Monday, August 25, 2014

Pride and Pleasure by Sylvia Day


Jasper is a thief taker and alpha hero par excellance.  Eliza is (for want of a more subtle term) almost an aspberger'ish heir to an Earl in a family of eccentrics.  She hires Jasper to protect her from coincidental accidents that are occurring with increasing frequency and for that he must pretend to be her suitor.  When she meets him she attempts to NOT hire him because he is clearly too beautiful and muscle bound to be the sort of man she would allow to court her.  But he insists.

The plot gets dragged out just a little too long but I hardly cared with these two beautifully written characters to pass the time.  The sex is terrific.

I had not read Sylvia Day before so it's always a pleasure to find a new terrific author.

Regency Historical 2012: 4.5 of 5 horticultural experiments.

Friday, August 22, 2014

Mad About the Earl

This is the second book I've tried by Christina Brooke; both were part of the Ministry of Marriage series. Yawn.

A Rout not a Ball.

Has it just been too long since I reviewed books, that I'm struggling to put my finger on what I didn't like?  Too much exposition?

I think the heart of the matter may be the premise of the series. I will admit that I did not read the first book in the series (maybe). So the principle supporting characters, if you follow me, may have been more engagingly developed that they have been in the books I've read (I doubt it).

Basically there is a cold Duke who seems to have twenty or thirty wards and he meets with other controlling English types to scheme marriage alliances.

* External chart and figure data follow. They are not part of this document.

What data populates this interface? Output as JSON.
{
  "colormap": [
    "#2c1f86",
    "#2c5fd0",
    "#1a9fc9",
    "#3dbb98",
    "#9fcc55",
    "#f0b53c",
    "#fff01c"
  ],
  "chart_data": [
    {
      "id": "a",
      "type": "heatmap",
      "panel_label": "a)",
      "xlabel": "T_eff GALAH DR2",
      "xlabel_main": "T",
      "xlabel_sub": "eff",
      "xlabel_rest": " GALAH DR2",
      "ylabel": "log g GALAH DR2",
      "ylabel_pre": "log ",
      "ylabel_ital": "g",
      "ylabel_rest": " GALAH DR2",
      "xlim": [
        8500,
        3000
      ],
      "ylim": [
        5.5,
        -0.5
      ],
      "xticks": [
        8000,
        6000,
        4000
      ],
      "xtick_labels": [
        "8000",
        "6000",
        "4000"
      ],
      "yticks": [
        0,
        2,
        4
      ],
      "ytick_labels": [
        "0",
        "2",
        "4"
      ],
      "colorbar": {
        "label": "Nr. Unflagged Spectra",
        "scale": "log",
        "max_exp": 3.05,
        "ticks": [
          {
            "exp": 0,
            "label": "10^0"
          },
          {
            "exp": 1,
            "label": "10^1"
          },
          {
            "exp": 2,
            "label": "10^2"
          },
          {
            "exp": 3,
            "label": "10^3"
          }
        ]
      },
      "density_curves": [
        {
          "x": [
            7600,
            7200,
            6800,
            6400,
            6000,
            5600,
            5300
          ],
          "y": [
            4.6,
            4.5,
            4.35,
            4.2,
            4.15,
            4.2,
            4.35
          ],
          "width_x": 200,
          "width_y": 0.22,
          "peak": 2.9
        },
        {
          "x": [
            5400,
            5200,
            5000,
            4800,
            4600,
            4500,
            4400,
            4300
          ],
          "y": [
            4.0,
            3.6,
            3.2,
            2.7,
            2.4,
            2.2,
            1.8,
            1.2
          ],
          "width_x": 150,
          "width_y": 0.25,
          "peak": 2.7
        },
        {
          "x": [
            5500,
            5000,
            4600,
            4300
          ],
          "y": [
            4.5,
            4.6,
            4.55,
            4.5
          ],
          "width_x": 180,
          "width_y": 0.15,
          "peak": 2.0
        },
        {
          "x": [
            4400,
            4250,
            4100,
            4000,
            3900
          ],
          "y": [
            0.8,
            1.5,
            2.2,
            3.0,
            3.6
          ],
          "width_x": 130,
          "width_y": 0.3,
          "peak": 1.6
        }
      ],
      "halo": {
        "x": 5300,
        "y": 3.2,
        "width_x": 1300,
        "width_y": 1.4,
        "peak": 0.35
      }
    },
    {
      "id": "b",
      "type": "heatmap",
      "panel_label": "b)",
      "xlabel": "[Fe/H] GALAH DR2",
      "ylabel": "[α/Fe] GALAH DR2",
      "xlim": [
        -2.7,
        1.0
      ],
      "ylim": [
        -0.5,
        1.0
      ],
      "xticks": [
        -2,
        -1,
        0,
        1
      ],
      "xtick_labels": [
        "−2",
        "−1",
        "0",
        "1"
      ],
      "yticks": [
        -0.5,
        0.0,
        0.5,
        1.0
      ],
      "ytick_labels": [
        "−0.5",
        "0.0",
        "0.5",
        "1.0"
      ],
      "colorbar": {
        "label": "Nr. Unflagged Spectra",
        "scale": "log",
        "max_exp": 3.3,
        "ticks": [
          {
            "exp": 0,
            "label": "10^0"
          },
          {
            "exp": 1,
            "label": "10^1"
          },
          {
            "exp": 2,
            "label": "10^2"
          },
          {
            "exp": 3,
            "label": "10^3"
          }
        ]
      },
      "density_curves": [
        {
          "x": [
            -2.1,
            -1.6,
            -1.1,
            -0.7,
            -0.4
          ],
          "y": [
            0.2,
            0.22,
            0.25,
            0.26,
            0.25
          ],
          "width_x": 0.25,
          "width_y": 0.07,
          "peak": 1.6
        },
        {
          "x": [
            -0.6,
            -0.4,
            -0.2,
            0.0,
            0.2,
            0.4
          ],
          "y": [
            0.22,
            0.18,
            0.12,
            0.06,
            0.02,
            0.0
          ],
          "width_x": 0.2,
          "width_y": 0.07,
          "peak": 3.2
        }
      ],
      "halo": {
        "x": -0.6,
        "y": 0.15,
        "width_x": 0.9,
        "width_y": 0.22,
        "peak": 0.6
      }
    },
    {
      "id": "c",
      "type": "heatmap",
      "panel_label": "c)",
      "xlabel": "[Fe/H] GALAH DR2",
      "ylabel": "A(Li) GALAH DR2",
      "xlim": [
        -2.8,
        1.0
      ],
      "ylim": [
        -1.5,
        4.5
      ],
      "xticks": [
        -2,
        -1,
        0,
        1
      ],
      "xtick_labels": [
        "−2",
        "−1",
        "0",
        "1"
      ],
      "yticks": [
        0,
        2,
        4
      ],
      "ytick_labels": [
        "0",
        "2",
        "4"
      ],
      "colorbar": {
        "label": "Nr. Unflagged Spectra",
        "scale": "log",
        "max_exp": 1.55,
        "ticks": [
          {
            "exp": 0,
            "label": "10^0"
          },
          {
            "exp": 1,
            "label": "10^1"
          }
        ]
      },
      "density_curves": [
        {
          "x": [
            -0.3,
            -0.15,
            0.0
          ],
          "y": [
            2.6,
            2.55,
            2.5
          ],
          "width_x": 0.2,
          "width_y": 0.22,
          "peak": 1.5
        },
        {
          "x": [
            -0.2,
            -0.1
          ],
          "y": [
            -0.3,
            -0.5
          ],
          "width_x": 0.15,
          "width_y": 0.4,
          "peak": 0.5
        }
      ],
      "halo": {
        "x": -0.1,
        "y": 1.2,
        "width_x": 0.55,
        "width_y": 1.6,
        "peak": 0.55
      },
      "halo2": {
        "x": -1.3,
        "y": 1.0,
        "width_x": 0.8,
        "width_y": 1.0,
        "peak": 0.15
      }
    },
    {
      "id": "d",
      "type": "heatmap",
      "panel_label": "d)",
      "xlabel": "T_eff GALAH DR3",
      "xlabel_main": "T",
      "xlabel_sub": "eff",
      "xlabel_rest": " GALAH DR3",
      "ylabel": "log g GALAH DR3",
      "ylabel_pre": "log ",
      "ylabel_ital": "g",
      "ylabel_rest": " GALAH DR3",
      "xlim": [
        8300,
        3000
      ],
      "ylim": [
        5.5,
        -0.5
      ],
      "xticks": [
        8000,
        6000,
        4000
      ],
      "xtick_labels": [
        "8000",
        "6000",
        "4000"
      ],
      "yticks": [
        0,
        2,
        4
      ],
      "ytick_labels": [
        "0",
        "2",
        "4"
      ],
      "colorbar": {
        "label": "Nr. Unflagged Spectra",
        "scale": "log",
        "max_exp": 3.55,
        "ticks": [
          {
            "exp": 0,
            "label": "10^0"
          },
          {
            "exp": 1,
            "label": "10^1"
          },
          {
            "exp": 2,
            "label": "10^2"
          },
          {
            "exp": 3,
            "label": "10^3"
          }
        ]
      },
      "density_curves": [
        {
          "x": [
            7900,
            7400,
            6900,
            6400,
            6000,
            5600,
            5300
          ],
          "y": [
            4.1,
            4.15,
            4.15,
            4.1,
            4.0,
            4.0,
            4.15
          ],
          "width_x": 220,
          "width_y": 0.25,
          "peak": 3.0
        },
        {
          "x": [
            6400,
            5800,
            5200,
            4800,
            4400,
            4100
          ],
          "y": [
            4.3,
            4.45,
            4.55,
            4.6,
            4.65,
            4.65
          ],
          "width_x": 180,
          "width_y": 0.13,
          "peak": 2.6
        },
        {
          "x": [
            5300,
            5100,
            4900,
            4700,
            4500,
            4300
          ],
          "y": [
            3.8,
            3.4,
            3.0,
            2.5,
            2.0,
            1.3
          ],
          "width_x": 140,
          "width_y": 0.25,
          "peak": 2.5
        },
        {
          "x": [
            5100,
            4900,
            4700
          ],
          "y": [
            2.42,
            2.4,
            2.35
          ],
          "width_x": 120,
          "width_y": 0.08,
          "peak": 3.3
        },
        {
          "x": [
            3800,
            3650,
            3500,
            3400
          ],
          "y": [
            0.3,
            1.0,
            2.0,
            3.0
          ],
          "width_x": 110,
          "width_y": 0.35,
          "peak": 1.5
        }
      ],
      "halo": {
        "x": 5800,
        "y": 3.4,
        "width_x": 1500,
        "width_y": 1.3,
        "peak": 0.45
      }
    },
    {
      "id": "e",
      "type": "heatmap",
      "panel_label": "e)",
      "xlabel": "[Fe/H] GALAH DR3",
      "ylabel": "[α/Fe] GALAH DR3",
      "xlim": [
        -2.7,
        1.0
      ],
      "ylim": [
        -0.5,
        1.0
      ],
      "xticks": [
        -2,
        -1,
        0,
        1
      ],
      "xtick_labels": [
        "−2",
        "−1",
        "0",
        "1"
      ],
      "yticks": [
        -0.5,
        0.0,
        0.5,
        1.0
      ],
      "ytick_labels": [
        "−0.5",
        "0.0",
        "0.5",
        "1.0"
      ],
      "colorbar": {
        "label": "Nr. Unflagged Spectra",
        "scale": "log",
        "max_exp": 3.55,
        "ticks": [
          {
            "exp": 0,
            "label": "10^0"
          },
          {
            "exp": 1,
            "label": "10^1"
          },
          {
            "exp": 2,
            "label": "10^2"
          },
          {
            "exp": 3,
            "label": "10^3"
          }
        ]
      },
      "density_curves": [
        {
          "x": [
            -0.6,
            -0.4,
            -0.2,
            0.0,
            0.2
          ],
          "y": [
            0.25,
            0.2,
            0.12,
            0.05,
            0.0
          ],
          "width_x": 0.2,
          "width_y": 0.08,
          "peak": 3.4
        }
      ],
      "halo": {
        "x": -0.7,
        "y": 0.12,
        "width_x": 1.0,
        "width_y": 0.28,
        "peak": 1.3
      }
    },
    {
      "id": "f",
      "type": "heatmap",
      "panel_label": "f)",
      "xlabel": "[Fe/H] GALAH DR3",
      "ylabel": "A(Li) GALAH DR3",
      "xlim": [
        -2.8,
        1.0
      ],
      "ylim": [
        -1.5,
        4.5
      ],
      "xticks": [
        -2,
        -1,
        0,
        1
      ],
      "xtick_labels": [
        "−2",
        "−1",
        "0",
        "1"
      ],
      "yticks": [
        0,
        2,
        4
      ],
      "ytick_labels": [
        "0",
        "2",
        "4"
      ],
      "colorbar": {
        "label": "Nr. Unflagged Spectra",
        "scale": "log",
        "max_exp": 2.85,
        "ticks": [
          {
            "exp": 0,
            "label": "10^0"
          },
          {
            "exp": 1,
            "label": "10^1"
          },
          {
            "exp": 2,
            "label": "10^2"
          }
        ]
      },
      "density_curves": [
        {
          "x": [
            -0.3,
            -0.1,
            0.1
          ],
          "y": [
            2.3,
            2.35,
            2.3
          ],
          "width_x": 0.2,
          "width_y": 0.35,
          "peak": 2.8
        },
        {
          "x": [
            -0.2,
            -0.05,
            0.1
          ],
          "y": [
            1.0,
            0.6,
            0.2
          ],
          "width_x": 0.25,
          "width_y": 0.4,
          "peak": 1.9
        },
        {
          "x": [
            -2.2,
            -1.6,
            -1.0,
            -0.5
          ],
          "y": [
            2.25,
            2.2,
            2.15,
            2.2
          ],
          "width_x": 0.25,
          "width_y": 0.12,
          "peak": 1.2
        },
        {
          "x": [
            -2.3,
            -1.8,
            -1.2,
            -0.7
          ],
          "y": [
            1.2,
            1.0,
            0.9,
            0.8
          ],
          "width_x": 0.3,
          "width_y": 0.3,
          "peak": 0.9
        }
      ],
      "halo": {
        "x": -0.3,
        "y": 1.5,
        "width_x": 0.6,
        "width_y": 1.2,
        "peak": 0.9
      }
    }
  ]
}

If I had any interest in these people's power plays this might be okay, but I don't. Beyond that you are left with two people who have been betrothed by someone else and they accidentally fall madly in love. Again in the hands of an amazing characterizer, maybe this could work.

The writing is fine, the sex is fine, the plots are okay. You get the picture. Meh.

Historical Romance 2012: 2 of 5 terrible nicknames.

Blogger has seemingly stopped being completely possessed and allowed me to re-create this post from scratch.  My time tested "I'll let it rest" method with computers works again!